What I Felt That Night

Suddenly
I seemed to be drawn to you
Finally
You spoke to me
Carelessly
I left with you
Definitely
Is what you said to yourself
Immaturely
I fell into you
Confusingly
You succeeded to change my life
Secretly
Is how it should have been kept
Lonely
Is how I felt when you left
Obviously
I've learned from my mistakes
Occasionally
I think of you
Accidentally
We made a baby


© Copyright 2000 Misty Blue - All Rights Reserved
DancinQueen
Deputy Moderator 1 Tour
Senior Member
since 2000-07-29
Posts 1092
Kokomo,IN,USA
1 posted 2000-08-04 05:10 PM


Wow~ I really liked this. IT flows very nicely. And im sorry to hear about what happened. But everything happens for a reason. Stay strong and things will get better  )

~!*DancinQueen*!~


"One fine day you'll look at me and know that love was meant to be"
~Carol King

TopGunLauren
Senior Member
since 2000-08-02
Posts 718
California
2 posted 2000-08-04 06:23 PM


That poem was pretty pwerful and it hit pretty close to me because that's exactly what happened to my friend.I know it's hard but eventually things will get better.
  Lauren

Misty Blue
Junior Member
since 2000-05-24
Posts 44

3 posted 2000-08-05 02:36 AM


Hi! I just wanted everyone to know that no this particular situation did not happen to me I don't have a baby. I wrote this to show the different emotions a female can go through in the presence of being caught up. Thanks for reading and Stay Tru.
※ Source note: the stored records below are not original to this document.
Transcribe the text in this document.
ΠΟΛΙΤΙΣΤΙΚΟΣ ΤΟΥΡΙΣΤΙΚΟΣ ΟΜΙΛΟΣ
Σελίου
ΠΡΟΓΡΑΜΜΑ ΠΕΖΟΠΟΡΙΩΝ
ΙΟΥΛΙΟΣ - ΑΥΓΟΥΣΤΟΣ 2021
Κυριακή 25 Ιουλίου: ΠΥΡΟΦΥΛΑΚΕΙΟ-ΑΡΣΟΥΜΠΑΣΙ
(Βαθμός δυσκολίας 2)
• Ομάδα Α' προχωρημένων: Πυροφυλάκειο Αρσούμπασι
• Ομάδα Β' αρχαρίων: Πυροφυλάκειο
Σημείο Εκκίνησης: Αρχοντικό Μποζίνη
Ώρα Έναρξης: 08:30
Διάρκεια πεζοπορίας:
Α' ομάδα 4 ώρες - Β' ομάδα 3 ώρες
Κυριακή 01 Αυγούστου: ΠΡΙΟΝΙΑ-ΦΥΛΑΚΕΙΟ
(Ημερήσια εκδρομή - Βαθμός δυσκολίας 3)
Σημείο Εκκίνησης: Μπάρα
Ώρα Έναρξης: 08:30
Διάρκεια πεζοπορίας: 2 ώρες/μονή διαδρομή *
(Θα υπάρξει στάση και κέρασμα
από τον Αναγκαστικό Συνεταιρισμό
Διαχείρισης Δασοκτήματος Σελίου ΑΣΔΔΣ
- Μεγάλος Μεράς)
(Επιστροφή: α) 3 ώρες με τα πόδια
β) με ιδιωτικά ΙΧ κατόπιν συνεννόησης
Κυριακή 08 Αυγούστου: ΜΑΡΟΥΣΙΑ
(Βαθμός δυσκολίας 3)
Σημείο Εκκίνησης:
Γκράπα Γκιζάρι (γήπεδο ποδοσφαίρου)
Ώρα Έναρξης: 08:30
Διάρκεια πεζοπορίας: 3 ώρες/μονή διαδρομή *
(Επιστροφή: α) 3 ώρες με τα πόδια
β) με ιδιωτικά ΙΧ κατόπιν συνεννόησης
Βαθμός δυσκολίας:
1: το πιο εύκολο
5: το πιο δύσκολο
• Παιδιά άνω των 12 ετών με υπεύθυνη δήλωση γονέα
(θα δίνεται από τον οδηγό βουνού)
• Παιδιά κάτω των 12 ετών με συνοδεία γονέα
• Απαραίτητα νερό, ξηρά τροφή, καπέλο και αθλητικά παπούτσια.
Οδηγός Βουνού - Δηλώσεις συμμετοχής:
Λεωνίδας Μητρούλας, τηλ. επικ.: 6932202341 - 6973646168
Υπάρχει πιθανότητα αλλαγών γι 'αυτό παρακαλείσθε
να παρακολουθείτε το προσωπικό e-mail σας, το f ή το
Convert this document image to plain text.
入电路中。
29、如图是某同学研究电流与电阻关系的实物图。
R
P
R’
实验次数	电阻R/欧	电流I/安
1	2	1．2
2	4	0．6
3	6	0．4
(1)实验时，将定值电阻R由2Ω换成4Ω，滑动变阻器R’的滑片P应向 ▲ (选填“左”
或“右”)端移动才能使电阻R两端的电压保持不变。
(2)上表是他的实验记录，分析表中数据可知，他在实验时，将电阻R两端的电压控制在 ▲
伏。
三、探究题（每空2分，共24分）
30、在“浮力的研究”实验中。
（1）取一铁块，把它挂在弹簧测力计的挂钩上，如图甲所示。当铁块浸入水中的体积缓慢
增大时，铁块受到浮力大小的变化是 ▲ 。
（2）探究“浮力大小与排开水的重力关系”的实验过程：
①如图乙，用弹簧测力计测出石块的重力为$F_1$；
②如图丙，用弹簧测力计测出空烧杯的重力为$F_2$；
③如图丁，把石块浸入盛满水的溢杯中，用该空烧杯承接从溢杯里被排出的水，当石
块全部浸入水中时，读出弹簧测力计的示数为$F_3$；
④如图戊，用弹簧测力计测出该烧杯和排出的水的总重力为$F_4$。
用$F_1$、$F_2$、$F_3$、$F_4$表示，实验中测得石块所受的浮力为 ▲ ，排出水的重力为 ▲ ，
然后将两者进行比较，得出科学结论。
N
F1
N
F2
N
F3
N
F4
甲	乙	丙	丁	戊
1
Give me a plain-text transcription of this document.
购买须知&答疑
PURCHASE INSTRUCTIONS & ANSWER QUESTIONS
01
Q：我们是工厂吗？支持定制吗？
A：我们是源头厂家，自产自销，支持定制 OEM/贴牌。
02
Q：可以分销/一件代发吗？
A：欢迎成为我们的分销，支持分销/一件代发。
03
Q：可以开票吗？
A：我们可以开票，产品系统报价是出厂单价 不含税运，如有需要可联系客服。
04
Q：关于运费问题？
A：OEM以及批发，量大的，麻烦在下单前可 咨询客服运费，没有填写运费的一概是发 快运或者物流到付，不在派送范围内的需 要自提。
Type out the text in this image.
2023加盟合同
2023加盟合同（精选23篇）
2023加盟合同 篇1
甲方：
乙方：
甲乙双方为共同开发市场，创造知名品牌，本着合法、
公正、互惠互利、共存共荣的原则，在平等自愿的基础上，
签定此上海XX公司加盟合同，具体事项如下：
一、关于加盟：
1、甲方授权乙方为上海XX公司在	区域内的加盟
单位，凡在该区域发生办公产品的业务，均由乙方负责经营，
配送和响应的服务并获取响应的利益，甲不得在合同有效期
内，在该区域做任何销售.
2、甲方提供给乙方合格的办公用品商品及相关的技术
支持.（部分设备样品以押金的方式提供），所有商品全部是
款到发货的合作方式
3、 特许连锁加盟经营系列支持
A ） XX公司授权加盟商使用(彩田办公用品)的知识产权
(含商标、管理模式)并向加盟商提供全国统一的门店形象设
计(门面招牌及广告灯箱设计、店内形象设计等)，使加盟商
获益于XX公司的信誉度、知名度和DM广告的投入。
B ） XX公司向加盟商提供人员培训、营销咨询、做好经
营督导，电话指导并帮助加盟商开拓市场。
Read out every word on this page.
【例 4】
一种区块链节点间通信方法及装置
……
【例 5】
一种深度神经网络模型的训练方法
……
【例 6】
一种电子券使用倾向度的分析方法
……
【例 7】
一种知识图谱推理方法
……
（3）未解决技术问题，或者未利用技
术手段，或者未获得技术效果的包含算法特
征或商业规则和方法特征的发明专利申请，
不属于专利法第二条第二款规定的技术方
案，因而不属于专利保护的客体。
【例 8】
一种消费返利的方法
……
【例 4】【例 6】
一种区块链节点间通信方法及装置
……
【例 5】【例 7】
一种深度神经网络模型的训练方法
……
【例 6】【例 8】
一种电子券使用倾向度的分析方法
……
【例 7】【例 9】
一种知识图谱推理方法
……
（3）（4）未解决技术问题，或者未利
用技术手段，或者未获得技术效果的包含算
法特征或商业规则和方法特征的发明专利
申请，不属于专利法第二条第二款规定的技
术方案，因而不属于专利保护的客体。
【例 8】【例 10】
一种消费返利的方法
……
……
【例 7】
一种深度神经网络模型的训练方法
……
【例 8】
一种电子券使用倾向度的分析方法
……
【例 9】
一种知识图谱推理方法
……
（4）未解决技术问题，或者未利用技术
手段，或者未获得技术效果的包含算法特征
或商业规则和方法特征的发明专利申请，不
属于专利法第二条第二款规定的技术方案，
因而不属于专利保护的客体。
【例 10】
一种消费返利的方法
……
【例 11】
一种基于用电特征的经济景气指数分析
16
[This message has been edited by Misty Blue (edited 08-05-2000).]

jeremydraul
Senior Member
since 2000-08-01
Posts 1118
State of Despair
4 posted 2000-08-05 02:40 AM


Nice form, it flows real well, keep up the good work!

.,-=-~^* Jeremy *^~-=-,.

SweetPoet17
Member
since 2000-08-04
Posts 108

5 posted 2000-08-06 03:47 AM


excellent poem...truly...
-jessica-

Kyle Finn
Junior Member
since 2000-08-05
Posts 36
Linn, MO USA
6 posted 2000-08-06 04:18 AM


thats a big responsibility and it musta been hard but itll get better and everything has its own purpose, the poem was great
Erin
Member Elite
since 2000-06-15
Posts 2527
~Chicago~
7 posted 2000-08-06 02:57 PM


oh wow!!! i dont know what to say...this is a good poem...2 thumbs up for you...im happy to hear that this didnt happen to you...but you wrote about it very good...i give you props for this poem...keep up the good work...


~No one is worth your tears, and the one who is wont make you cry~

~We all cant be stars but we all can twinkle~

Salooma
Senior Member
since 2000-01-28
Posts 781

8 posted 2000-08-06 11:52 PM


wow...great poem...hard feelings. wish you luck with all, but overall the poem is awesome. keep writing!